Le mari de Latifa B. clame toujours son innocence

Condamné à 18 ans de prison pour l’assassinat de son épouse, l’homme a plaidé non coupable ...
Le mari de Latifa B. clame toujours son innocence

Condamné à 18 ans de prison pour l’assassinat de son épouse, l’homme a plaidé non coupable jeudi devant la Cour pénale du canton de Neuchâtel

 C'est à proximité de Charquemont que le corps a été retrouvé par des promeneurs en mars 2015, plus de deux mois après la disparition de la jeune femme. (Photo : Google Maps).

Innocent et victime d'une erreur judiciaire. C'est ainsi que s'est présenté le mari de Latifa B. jeudi matin devant la Cour pénale du canton de Neuchâtel. L'homme avait été reconnu coupable de l'assassinat de son épouse par le Tribunal criminel des Montagnes et du Val-de-Ruz en juin dernier. Il a été condamné à 18 ans de prison.
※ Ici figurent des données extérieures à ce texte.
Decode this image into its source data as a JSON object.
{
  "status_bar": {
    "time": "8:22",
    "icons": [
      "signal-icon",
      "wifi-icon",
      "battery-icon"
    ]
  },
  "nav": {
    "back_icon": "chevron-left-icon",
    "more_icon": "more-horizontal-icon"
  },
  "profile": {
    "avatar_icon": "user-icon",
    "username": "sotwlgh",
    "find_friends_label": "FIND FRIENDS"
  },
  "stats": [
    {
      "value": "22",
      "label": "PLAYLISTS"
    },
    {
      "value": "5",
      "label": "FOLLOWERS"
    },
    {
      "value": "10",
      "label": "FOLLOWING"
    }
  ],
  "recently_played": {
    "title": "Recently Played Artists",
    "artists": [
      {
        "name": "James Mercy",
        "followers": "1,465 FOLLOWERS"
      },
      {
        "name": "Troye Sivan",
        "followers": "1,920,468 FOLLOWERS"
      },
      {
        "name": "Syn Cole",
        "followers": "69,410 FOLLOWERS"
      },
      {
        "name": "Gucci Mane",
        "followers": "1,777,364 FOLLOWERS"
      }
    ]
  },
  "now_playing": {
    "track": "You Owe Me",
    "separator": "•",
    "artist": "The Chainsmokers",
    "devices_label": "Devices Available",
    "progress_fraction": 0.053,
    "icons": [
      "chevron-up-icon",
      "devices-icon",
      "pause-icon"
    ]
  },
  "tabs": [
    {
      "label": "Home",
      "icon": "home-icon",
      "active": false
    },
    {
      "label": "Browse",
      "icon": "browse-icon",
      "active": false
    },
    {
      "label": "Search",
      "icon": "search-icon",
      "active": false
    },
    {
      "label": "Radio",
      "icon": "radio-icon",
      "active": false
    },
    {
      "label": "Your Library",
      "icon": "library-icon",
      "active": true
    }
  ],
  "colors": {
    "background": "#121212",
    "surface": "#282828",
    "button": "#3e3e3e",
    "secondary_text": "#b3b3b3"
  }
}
Latifa B. avait quitté le domicile conjugal afin de se réfugier dans un foyer pour victimes de violences à La Chaux-de-Fonds, avant de disparaître le 6 janvier 2015. Son corps a été retrouvé deux mois plus tard dans une forêt en France voisine.

 

Enquête remise en cause

Le Tribunal criminel a affirmé dans son jugement qu’il était convaincu que le mari de la jeune femme, âgée alors de 24 ans, l’avait étranglée et noyée dans la baignoire de leur appartement  avant de lui raser les cheveux et d’abandonner son corps en bordure de forêt. « Cette enquête a été bâclée, menée en me présumant coupable dès le début. Il s’agit d’une procédure indigne, inacceptable, inadmissible, honteuse et scandaleuse », a soutenu le prévenu devant la Cour pénale. Il a fait recours contre le jugement de première instance pour « clamer son innocence ».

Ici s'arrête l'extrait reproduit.